For this example, we will use Approach A to conduct an interaction analysis based on linear regression. We want to see if sex (z) moderates the association between grade point average (x) and income (y).
| Dataset |
| StataData1.dta |
| Variable name | income |
| Variable label | Annual salary income (Age 40, Year 2010) |
| Value labels | N/A |
| Variable name | gpa |
| Variable label | Grade point average (Age 15, Year 1985) |
| Value labels | N/A |
| Variable name | sex |
| Variable label | Sex |
| Value labels | 0=Man 1=Woman |
Define the analytical sample
We start by defining the analytical sample:
gen pop_interact1=1 if income!=. & gpa!=. & sex!=. |
Let us have a quick look at the variables:
sum income gpa sex if pop_interact1==1 |

Simple regression models
First, we will run the simple models, one for gpa and income, and one for sex and income.
reg income gpa if pop_interact1==1 |

reg income sex if pop_interact1==1 |

There are statistically significant associations in both simple models.
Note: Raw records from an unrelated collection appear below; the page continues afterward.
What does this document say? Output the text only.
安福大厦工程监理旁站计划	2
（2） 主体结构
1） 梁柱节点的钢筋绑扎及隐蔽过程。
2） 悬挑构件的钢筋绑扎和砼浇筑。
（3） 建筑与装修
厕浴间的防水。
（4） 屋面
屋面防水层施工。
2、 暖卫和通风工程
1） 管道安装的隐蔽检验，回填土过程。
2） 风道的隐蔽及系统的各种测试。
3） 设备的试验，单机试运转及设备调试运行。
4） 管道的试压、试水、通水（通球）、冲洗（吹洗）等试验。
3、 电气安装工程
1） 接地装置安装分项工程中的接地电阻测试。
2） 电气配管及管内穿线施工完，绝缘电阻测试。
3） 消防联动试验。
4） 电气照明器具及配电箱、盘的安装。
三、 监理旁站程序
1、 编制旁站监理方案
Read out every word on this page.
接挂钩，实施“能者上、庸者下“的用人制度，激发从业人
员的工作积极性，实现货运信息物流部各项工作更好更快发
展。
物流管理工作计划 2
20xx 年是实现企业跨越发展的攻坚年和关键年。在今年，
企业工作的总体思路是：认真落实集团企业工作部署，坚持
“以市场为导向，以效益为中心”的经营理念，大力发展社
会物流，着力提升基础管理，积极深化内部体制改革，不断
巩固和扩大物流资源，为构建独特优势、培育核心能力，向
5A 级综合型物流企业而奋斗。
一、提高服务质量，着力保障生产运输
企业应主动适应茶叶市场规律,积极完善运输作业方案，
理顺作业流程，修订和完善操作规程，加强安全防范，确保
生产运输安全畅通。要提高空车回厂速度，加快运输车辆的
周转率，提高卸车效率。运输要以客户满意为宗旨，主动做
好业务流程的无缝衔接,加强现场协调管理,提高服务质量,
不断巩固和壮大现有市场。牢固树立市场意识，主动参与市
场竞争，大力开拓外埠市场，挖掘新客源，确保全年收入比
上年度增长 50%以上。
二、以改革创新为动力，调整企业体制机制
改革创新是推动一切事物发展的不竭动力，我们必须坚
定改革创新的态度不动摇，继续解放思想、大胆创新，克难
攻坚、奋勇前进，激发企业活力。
More specifically, the B coefficient for gpa is 37281 (95 % CI: 33653 to 40909) and the B coefficient for sex is -76479 (95% CI: -81299 to -71659).
Multiple regression model
Next, we run a model with both independent variables included:
reg income gpa sex if pop_interact1==1 |

We can note that the B coefficients increase quite a lot (i.e. become further from 0).
Multiple regression model with interaction effect
In this step, we will include the interaction term using Approach 2 (two hashtags mean that we specify the main effects and the interaction effect at the same time):
reg income c.gpa##i.sex if pop_interact1==1 |

In the table above, we can see that the estimate for the interaction term has a p-value below 0.05 (0.000). This suggests that there is a statistically significant interaction effect between grade point average and sex on income.
Interpretation
How can we understand this interaction effect that we found? Since our x-variable – sex – is binary, the easiest strategy for gaining more insight would be to do sex-specific analyses of the association between gpa and income.
We start with a model for men, and then continue with the same for women.
reg income gpa if pop_interact1==1 & sex==0 |

reg income gpa if pop_interact1==1 & sex==1 |

The sex-specific models show that the slope in income according to grade point average is steeper among men compared to among women.
Illustration
In order to illustrate the interaction, we can use the margins command. The first step is re-run the model. The quietly option is included in the beginning of the command to suppress the output.
quietly reg income c.gpa##i.sex if pop_interact1==1 |
Then we can produce the margins (the quietly option is included here as well):
quietly margins sex, at(gpa=(1 5)) |
| Note We specify 1 and 5 here since they represent the lowest and highest values for the variable gpa. |
And then, finally, it is time to produce the marginsplot:
marginsplot |

| Summary There is a positive, statistically significant association between grade point average at age 15 and income at age 40. While this association exists among men and women alike, the slope is steeper among men. |